2

I'm trying to disassemble this code:

int main()
{
    int arr[5] = {1,2,3,4,5};
    int i;
    for(i=0;i<5;i++)
    {
        printf("Element:%d\n",arr[i]);
    }
    return 0;
}

IDA output: sub esp, 30h

Question: What does it mean? I thought it would be 18h(5x4+4)

2
  • Can you follow the assembly to see what it's doing with the extra space? (If not you might want to post some more if it's not too long.) Which compiler or optimisation settings - I assume you do still have a loop, it hasn't unrolled it?
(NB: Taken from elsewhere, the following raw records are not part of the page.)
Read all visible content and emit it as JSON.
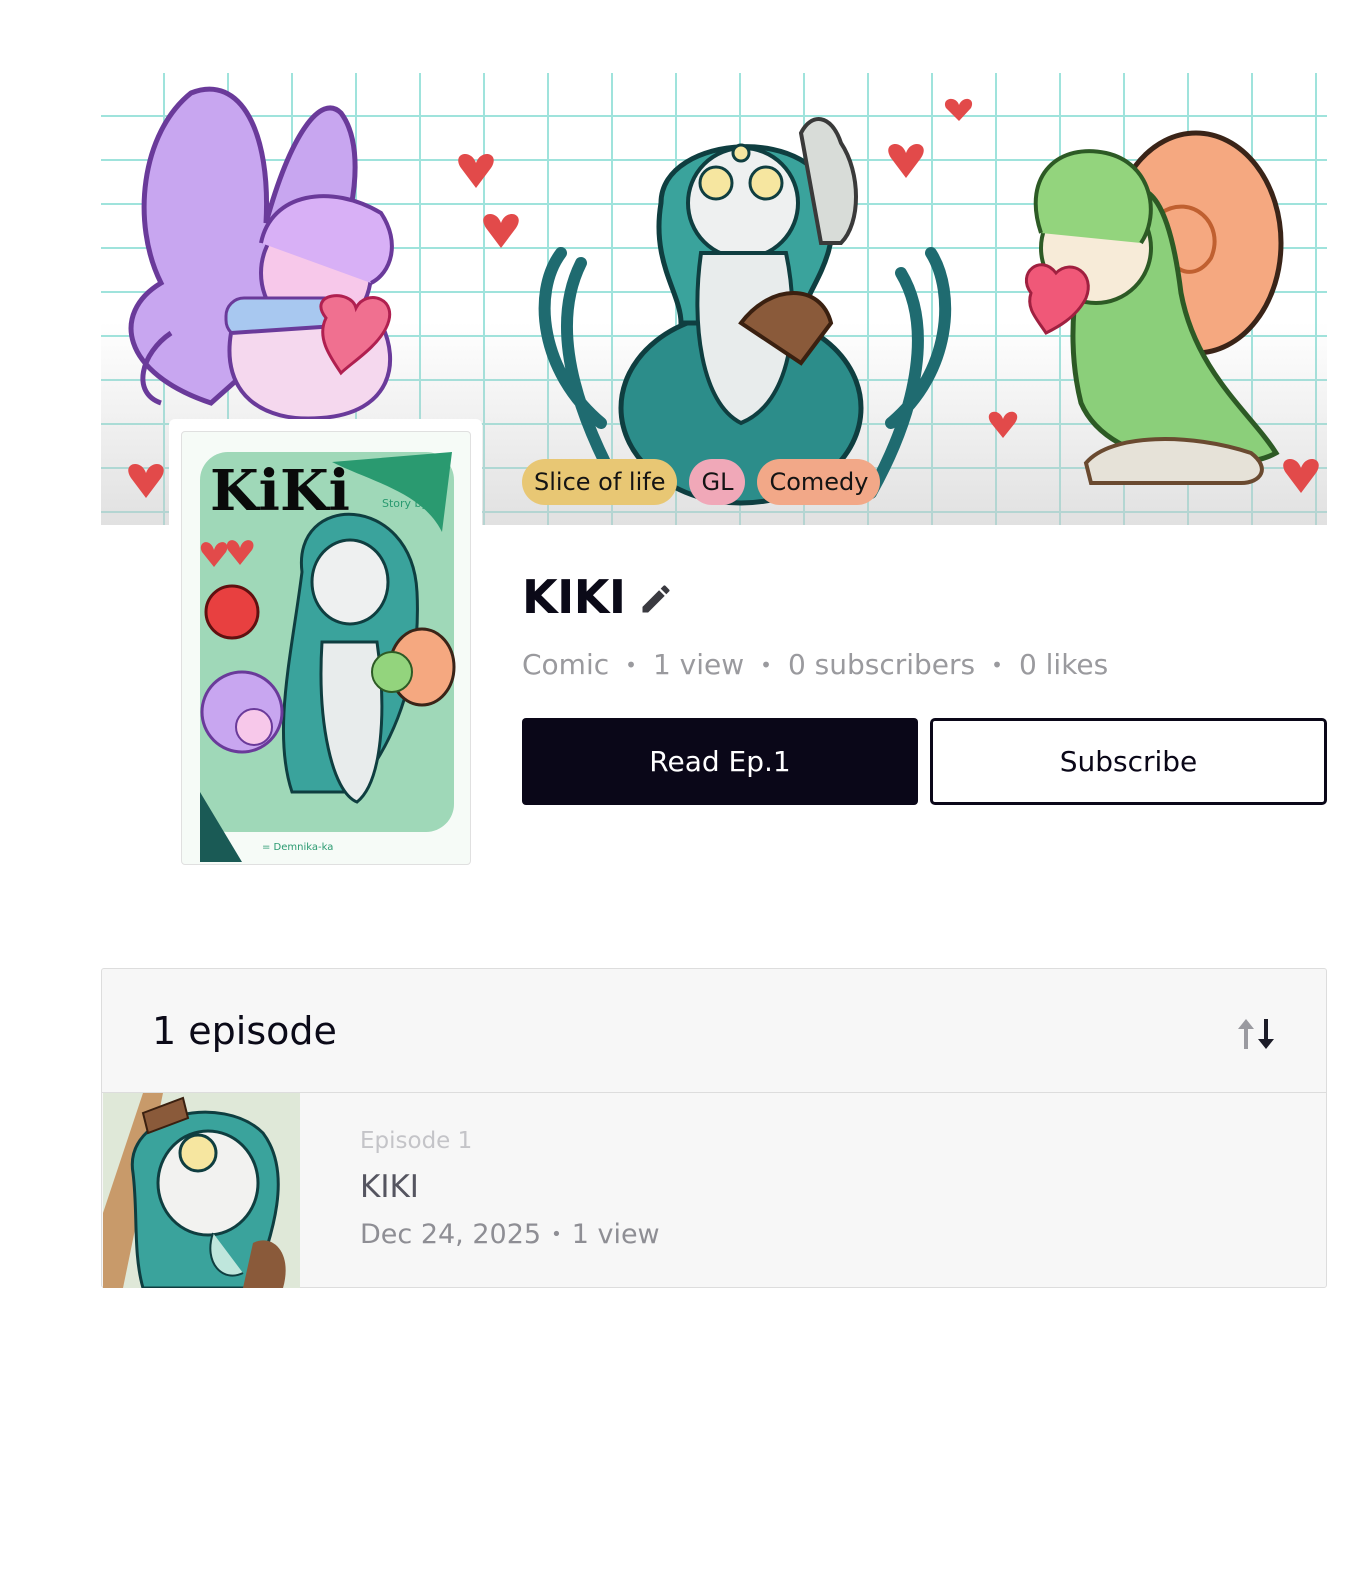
{
  "tags": [
    "Slice of life",
    "GL",
    "Comedy"
  ],
  "series": {
    "title": "KIKI",
    "type": "Comic",
    "views": "1 view",
    "subscribers": "0 subscribers",
    "likes": "0 likes"
  },
  "actions": {
    "read_label": "Read Ep.1",
    "subscribe_label": "Subscribe"
  },
  "cover": {
    "logo_text": "KiKi",
    "story_by": "Story by: Demnika-ka",
    "footer": "= Demnika-ka"
  },
  "episodes": {
    "count_label": "1 episode",
    "items": [
      {
        "label": "Episode 1",
        "title": "KIKI",
        "date": "Dec 24, 2025",
        "views": "1 view"
      }
    ]
  },
  "icons": {
    "edit": "pencil-icon",
    "sort": "sort-arrows-icon"
  },
  "colors": {
    "primary": "#0a0718",
    "tag_slice": "#e8c774",
    "tag_gl": "#f0a8b8",
    "tag_comedy": "#f2a888"
  }
}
Is it using pushes to set up function call arguments, or is it storing them to [esp], [esp+4] etc., i.e. has it reserved some extra stack space for those?
    – Rup
    Commented Jan 9, 2016 at 0:49
  • 4
    sun esp,30h means the compiler made a space in stack for 0x30 the space / value is compiler and optimization dependent and you shouldn't be caring much if the compiler thinks it needs a football ground to play chess then let it play in a soccer ground you concentrate on the moves
    – blabb
    Commented Jan 9, 2016 at 9:48

1 Answer 1

4

It seems like you are compiling under amd64 (which is quite likely in 2016 ;). Compiler allocates all stack memory (but not only, the same for function arguments) with alignment to 8 bits. You assume, that int is 32 bits, and it might me 32 bits on your machine, but compiler still will be allocating 8 bytes (64 bits). So 5*8+8=48 = 0x30.

Try allocating an array of five chars (aka uint8_t). The compiler will still allocate 8 bytes * number of elements.

Read about attribute packed (gcc) or pragma pack (Windows).